The Company is a parent of a number of subsidiaries, together referred to
throughout as 'the Group'. The Group is an established provider of
technology-enabled imaging services to the global biopharmaceutical industry.
The Group's services are used to select patients for clinical trials and
assess the safety and efficacy of new drugs in development within the field of
neurological disease.
b. Basis of preparation
The condensed consolidated interim financial statements were approved by the
Board of Directors for issue on 20 May 2025. The condensed consolidated
interim financial statements do not comprise statutory accounts within the
meaning of section 434 of the Companies Act 2006. The condensed consolidated
interim financial statements for the six months ended 31 March 2025, together
with the comparative information for the six months ended 31 March 2024 are
unaudited.
The statutory accounts of the Company for the year ended 30 September 2024
were approved by the Board of Directors on 3 December 2024 and delivered to
the Registrar of Companies. The report of the auditors on those accounts was
unqualified, did not contain an emphasis of matter paragraph and did not
contain any statement under section 498 of the Companies Act 2006.
The condensed consolidated interim financial statements comprise a Statement
of Comprehensive Income, a Statement of Financial Position, a Statement of
Changes in Equity, a Statement of Cash Flows, and accompanying notes. These
financial statements have been prepared under the historical cost convention
modified by the revaluation of certain financial instruments.
The condensed consolidated interim financial statements are presented in Great
British Pounds ('£' or 'GBP') and are rounded to the nearest thousand unless
otherwise stated. This is the functional currency of the Group, and is the
currency of the primary economic environment in which it operates. Foreign
currency transactions are accounted for in accordance with the policies set
out below.
c. Basis of consolidation
The condensed consolidated interim financial statements incorporate the
accounts of the Company and its subsidiary companies adjusted to eliminate
intra-Group balances and any unrealised gains and losses or income and
expenses arising from intra-Group transactions. When necessary, adjustments
are made to the financial statements of subsidiaries to bring their accounting
policies into line with the Group's accounting policies.
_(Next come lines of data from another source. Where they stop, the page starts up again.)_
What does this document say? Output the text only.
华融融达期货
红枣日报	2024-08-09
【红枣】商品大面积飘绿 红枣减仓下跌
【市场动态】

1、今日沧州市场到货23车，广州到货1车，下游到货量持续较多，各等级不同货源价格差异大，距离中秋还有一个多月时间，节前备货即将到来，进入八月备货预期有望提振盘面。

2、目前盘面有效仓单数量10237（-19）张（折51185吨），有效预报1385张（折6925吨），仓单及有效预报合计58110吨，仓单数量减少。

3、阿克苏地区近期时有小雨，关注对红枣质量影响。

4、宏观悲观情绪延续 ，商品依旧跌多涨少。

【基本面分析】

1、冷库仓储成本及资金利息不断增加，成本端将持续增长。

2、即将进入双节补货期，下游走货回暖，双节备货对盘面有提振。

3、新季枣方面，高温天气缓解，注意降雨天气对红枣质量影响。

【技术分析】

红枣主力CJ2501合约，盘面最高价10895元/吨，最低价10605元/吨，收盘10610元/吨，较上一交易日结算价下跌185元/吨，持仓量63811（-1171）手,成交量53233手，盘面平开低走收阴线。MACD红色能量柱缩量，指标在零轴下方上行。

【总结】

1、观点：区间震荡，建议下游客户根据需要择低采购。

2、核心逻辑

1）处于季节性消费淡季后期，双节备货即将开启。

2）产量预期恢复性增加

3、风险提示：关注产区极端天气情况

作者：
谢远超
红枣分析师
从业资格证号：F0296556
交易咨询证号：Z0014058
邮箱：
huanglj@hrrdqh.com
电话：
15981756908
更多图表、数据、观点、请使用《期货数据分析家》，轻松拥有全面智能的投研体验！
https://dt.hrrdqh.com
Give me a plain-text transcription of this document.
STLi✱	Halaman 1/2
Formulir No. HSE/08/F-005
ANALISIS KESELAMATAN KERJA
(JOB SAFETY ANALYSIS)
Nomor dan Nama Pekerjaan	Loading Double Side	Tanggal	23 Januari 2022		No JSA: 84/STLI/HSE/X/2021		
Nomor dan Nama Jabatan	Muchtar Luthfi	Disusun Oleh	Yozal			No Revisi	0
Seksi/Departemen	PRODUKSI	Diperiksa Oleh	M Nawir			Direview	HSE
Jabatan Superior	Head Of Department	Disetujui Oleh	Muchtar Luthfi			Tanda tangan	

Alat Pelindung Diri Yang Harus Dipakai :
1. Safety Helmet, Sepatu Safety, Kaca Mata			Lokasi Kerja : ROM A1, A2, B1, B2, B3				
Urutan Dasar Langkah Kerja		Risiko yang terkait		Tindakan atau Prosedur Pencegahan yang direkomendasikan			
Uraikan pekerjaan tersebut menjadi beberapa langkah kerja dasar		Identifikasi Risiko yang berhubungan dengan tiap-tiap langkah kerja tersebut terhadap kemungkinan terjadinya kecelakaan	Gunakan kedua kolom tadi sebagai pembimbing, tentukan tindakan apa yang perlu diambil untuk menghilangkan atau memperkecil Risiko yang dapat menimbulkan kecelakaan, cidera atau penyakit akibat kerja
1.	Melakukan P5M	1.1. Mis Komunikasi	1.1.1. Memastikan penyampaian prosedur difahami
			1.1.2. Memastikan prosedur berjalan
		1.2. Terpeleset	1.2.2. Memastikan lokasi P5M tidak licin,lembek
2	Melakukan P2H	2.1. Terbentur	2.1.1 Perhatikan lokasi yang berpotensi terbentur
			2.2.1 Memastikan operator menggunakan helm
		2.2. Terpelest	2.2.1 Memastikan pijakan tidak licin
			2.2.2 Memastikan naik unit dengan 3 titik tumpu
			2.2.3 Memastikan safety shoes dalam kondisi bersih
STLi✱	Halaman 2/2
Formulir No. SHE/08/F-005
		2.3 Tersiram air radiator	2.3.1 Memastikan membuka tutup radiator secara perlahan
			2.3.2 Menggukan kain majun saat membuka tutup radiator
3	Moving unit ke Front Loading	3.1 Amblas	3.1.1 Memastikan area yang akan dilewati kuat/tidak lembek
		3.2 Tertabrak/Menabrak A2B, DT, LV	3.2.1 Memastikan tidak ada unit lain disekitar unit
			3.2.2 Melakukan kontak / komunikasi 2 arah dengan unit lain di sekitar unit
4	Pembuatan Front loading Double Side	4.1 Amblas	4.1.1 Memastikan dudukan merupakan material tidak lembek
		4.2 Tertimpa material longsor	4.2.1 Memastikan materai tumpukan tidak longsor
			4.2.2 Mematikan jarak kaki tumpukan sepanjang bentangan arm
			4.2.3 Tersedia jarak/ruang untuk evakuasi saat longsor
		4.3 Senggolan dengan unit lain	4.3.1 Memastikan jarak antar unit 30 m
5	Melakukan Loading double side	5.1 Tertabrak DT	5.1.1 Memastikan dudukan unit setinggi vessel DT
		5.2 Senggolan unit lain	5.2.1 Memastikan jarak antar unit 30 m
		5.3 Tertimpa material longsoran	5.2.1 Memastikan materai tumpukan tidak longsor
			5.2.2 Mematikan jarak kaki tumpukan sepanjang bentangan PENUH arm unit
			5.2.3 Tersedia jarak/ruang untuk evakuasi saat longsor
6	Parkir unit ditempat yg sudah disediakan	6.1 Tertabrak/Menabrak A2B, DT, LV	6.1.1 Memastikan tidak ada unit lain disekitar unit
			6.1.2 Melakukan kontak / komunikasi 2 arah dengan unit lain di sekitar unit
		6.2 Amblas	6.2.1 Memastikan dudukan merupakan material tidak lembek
The Group controls a subsidiary when the Group is exposed to, or has rights
to, variable returns from its involvement with a subsidiary and has the
ability to affect those returns through its power over a subsidiary. In
assessing control, potential voting rights that are currently exercisable or
convertible are taken into account.
The results of subsidiary companies are included in the condensed consolidated
interim financial statements from the date that control commences until the
date that control ceases. The assets and liabilities of foreign operations are
translated into GBP at exchange rates prevailing at the end of the reporting
period. Income statements and cash flows of foreign operations are translated
into GBP at average monthly exchange rates which approximate foreign exchange
rates at the date of the transaction. Foreign exchange differences arising on
retranslation are recognised directly in a separate translation reserve.
d. Going concern
Following the completion of a £3.7 million capital raise (net of proceeds) in
October 2024, the Group is well positioned to deliver on its strategic goals.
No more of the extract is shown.